Constatant que la procédure concernant les déficits excessifs n'a pas été correctement appliquée et que, de surcroît, les Gope des années précédentes et les objectifs de Lisbonne n'ont pas toujours été respectés, la Commission a aussi décidé de présenter, en février, une nouvelle initiative pour améliorer le cadre de la gouvernance économique dans l'UE. Cette initiative s'appuiera sur le traité existant et sur le projet de Constitution, mais elle pourrait, selon l'Exécutif européen, "entraîner la modification des règlements qui constituent le Pacte": "Il s'agit en effet de trouver le bon équilibre entre, d'un côté, la nécessité de conserver un cadre de gouvernance économique stable et prévisible, et de l'autre, celle d'améliorer le système à la lumière de l'expérience acquise". Les principaux points que le Collège a décidé de traiter dans cette initiative, qui revêtira la forme d'une communication, sont la nécessité de: 1) mieux conjuguer discipline et considérations liées à la croissance économique, en replaçant la politique budgétaire dans le contexte de la surveillance générale des politiques économiques; 2) mettre davantage l'accent sur la viabilité des finances publiques des Etats membres; 3) obtenir une meilleure mise en oeuvre des mesures, en privilégiant l'intérêt commun dans le domaine de la politique économique.

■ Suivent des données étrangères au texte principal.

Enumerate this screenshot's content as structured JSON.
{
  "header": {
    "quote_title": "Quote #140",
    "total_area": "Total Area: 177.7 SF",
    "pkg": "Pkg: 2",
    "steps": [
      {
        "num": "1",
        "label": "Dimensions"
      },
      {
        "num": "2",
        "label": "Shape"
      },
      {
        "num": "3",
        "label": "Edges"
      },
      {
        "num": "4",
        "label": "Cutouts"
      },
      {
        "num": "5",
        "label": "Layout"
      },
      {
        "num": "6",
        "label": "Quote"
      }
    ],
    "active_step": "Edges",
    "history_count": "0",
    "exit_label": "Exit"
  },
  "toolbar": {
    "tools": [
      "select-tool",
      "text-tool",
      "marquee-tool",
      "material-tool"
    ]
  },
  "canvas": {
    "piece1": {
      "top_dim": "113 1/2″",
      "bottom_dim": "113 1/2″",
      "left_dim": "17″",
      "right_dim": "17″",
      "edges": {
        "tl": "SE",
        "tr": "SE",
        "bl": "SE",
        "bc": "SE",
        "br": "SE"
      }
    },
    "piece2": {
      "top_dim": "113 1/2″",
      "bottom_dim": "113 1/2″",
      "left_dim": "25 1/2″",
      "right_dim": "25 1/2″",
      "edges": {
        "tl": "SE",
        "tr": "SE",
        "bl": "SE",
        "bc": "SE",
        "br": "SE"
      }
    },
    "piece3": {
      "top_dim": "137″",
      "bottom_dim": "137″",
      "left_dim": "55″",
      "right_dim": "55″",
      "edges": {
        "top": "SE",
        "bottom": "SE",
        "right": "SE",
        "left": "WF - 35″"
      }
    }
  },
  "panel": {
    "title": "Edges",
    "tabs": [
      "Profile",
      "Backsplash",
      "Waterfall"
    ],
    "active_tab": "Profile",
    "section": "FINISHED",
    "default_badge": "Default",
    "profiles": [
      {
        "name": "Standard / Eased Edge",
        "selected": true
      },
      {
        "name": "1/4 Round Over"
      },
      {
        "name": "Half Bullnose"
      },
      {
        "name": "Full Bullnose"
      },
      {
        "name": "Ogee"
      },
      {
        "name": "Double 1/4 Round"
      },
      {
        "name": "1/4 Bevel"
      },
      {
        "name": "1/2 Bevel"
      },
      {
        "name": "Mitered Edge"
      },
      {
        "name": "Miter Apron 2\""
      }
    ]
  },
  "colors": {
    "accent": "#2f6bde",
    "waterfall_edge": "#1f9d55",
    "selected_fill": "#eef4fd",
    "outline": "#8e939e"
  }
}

Sur le premier point, la Commission estime qu'il importe de trouver un nouvel équilibre entre les deux instruments de coordination que sont les Gope et le Pacte. Sur le deuxième, il s'agit de conjuguer une discipline plus stricte avec une certaine souplesse dans la conduite des politiques budgétaires nationales, ce qui, selon elle, peut se faire notamment: - en mettant davantage l'accent sur la dette publique et la viabilité des finances publiques; - en étant particulièrement strict en période d'expansion économique, afin que la surveillance budgétaire s'exerce de manière plus symétrique sur l'ensemble du cycle économique; - en tenant davantage compte des spécificités nationales, sans pour autant compromettre le principe de l'égalité de traitement; - en adoptant des principes pour la définition des trajectoires d'ajustement budgétaire et en s'assurant d'une application plus rigoureuse.